F2: On August 1, 2019, the reporting person was granted an option to purchase 34,707 shares of Issuer's common stock subject to future vesting contingent on achievement by 12/31/2021 of a threshold level for full-year run rate gross synergies from the L3Harris Merger. The performance criteria were met, resulting in vesting of the option, subject to the reporting person's continuing employment through 6/29/2022 (with certain exceptions). The reporting person voluntarily reported the grant of this option in a Form 4 filed on 8/5/2019.

F3: Grant of options to purchase shares of Issuer's common stock subject to future vesting and exercisability: 3,394 on first anniversary of grant date, additional 3,394 on second anniversary of grant date and remaining 3,394 on third anniversary of grant date.

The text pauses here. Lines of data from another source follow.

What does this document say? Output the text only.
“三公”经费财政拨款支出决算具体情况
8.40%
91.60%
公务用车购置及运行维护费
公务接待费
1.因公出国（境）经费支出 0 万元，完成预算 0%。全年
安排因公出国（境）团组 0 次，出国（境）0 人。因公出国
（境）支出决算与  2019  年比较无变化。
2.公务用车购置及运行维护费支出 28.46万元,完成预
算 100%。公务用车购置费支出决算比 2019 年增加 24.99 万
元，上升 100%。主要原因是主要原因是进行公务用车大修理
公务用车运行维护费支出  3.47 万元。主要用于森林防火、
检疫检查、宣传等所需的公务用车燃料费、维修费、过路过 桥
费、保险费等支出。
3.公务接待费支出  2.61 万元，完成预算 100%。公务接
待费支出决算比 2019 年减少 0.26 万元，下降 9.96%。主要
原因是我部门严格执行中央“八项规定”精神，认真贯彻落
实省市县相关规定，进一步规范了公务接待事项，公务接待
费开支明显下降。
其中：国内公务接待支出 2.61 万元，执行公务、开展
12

F4: Award of performance stock units subject to future vesting on 12/27/2024 in respect of 3-fiscal-year performance period that started January 1, 2022 and also subject to future adjustment based on award payout formula. Each performance stock unit represents a contingent right to 1 share of Issuer's common stock, with vested units settled in shares of Issuer's common stock.

F5: Award of restricted stock units subject to future vesting on 2/25/2025. (Each restricted stock unit represents a contingent right to 1 share of Issuer's common stock.)